Reputation: 796
I need to create a dataframe and convert it to CSV so the output will look like this:
People,Age,Pets,Pet Age
Tom,24,Dog,5
Jim,30,Cat,10,
Sally,21,Dog,1
, ,Dog,3
, ,Cat,15
, ,Horse,10
As you can see, there are more pets than people, the relationships between the objects aren't important.

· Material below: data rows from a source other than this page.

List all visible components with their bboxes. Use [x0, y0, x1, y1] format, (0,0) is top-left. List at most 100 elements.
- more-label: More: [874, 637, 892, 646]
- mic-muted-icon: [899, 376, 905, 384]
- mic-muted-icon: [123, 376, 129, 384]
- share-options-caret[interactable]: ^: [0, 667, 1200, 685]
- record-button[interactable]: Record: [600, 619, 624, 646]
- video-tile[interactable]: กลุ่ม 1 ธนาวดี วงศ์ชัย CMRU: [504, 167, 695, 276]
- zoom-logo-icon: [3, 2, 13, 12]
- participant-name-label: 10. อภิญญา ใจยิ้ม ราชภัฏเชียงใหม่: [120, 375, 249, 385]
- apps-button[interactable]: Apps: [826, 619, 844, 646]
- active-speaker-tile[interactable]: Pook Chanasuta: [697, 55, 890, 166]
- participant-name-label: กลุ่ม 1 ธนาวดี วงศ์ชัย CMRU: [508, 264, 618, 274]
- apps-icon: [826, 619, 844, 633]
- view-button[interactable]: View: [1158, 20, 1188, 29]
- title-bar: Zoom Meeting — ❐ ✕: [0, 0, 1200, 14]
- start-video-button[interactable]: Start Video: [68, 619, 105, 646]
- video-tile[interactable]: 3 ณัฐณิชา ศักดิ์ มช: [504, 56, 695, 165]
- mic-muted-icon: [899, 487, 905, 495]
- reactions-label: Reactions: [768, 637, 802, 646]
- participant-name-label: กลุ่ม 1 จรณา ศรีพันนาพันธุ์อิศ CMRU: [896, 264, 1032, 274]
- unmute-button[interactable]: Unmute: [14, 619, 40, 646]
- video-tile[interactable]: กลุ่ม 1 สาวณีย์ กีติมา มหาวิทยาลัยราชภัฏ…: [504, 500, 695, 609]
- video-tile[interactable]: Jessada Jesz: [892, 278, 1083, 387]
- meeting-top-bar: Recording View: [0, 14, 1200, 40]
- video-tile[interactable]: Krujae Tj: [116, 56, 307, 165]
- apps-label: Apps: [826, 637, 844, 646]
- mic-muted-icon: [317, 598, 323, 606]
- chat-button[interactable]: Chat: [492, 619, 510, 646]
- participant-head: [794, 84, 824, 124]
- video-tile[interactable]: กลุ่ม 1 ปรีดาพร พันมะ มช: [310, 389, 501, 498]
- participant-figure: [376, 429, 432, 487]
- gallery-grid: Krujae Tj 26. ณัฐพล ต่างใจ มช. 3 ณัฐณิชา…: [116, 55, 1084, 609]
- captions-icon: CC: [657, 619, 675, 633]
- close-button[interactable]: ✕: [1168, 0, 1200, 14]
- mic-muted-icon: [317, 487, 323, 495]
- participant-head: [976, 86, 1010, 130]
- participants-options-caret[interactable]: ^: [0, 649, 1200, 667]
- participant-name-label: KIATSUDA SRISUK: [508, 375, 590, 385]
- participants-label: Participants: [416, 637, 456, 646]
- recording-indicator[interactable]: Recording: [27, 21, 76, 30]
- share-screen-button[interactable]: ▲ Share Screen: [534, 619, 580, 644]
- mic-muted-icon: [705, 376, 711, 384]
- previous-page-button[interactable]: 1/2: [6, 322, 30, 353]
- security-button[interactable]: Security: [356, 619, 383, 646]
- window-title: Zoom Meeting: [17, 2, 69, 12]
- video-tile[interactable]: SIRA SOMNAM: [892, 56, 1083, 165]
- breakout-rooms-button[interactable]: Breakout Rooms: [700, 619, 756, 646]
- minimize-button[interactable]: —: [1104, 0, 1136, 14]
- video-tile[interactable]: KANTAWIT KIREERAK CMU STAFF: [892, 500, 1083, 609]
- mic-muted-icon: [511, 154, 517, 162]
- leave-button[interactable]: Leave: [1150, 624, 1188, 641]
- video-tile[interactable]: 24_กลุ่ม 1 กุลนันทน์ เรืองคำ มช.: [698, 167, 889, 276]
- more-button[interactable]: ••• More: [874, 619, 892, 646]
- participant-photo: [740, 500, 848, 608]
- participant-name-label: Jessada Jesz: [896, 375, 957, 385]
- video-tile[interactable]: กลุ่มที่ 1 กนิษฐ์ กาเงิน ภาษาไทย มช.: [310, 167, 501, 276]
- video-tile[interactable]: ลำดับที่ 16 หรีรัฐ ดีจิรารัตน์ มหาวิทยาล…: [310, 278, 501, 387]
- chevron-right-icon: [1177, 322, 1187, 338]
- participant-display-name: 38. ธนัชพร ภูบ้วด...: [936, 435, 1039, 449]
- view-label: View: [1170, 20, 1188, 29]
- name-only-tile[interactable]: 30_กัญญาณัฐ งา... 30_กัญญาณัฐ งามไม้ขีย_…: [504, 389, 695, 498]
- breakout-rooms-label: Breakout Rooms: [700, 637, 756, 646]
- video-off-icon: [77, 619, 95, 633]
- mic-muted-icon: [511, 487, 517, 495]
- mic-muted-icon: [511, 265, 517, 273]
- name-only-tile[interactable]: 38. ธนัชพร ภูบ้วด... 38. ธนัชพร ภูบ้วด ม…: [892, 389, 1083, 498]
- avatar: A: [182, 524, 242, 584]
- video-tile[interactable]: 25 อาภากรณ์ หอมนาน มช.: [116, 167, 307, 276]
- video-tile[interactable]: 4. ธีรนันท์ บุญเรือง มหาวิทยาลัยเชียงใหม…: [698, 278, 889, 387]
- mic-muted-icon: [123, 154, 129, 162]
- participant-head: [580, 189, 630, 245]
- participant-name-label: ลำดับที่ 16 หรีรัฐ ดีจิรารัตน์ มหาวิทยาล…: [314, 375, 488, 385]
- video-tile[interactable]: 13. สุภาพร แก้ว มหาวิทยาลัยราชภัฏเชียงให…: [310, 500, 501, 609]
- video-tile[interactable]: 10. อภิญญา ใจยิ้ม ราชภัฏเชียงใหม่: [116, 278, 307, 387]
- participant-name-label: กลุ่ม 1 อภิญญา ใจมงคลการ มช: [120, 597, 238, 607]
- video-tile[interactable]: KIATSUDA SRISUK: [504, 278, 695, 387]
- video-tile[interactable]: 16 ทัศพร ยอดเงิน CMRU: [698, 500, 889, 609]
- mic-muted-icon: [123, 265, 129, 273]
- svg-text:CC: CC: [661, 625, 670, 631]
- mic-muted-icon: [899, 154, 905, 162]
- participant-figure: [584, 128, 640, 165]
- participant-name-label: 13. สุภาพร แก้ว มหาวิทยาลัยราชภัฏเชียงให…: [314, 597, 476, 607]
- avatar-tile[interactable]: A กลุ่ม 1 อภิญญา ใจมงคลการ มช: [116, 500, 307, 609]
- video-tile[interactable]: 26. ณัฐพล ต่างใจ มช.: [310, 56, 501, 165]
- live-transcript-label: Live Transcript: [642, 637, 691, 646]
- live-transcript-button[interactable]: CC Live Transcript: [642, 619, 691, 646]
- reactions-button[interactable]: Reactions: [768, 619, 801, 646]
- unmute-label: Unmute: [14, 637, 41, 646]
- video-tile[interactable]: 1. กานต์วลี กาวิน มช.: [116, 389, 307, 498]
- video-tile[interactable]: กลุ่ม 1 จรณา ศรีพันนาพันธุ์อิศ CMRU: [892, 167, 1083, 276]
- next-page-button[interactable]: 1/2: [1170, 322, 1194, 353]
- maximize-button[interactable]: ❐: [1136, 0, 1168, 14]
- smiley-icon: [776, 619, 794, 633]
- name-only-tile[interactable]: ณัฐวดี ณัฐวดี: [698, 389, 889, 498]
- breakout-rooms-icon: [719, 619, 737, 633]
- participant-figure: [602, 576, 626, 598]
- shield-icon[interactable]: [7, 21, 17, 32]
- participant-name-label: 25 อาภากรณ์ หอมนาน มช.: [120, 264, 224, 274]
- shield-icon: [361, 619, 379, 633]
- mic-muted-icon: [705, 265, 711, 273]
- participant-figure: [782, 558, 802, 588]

The output when changed to Excel should look like:
_______________________________
| Person | Age | Pets | Pet Age |
|-------------------------------|
| Tom | 24 | Dog | 5 |
|-------------------------------|
| Jim | 30 | Cat | 10 |
|-------------------------------|
| Sally | 21 | Dog | 1 |
|-------------------------------|
| | | Cat | 15 |
|-------------------------------|
| | | Horse| 10 |
---------------------------------
My code so far is:
df = pd.DataFrame({
"People": [Tom, Jim, Sally],
"Age": [24, 30, 21],
"Pets": [Dog, Cat, Dog, Dog, Cat, Horse],
"Pet Age": [5, 10, 1, 3, 15, 10]
})
But it's giving me: ValueError: arrays must all be same length
Any help is much appreciated, thanks.
Upvotes: 2
Views: 789
Reputation: 41347
Instead of the DataFrame()
constructor, you can use DataFrame.from_dict()
with orient='index'
:
data = {
'People': ['Tom', 'Jim', 'Sally'],
'Age': [24, 30, 21],
'Pets': ['Dog', 'Cat', 'Dog', 'Dog', 'Cat', 'Horse'],
'Pet Age': [5, 10, 1, 3, 15, 10],
}
df = pd.DataFrame.from_dict(data, orient='index').T
# People Age Pets Pet Age
# 0 Tom 24 Dog 5
# 1 Jim 30 Cat 10
# 2 Sally 21 Dog 1
# 3 None None Dog 3
# 4 None None Cat 15
# 5 None None Horse 10
To write as csv:
df.to_csv('pets.csv', index=False)
# People,Age,Pets,Pet Age
# Tom,24,Dog,5
# Jim,30,Cat,10
# Sally,21,Dog,1
# ,,Dog,3
# ,,Cat,15
# ,,Horse,10
Upvotes: 5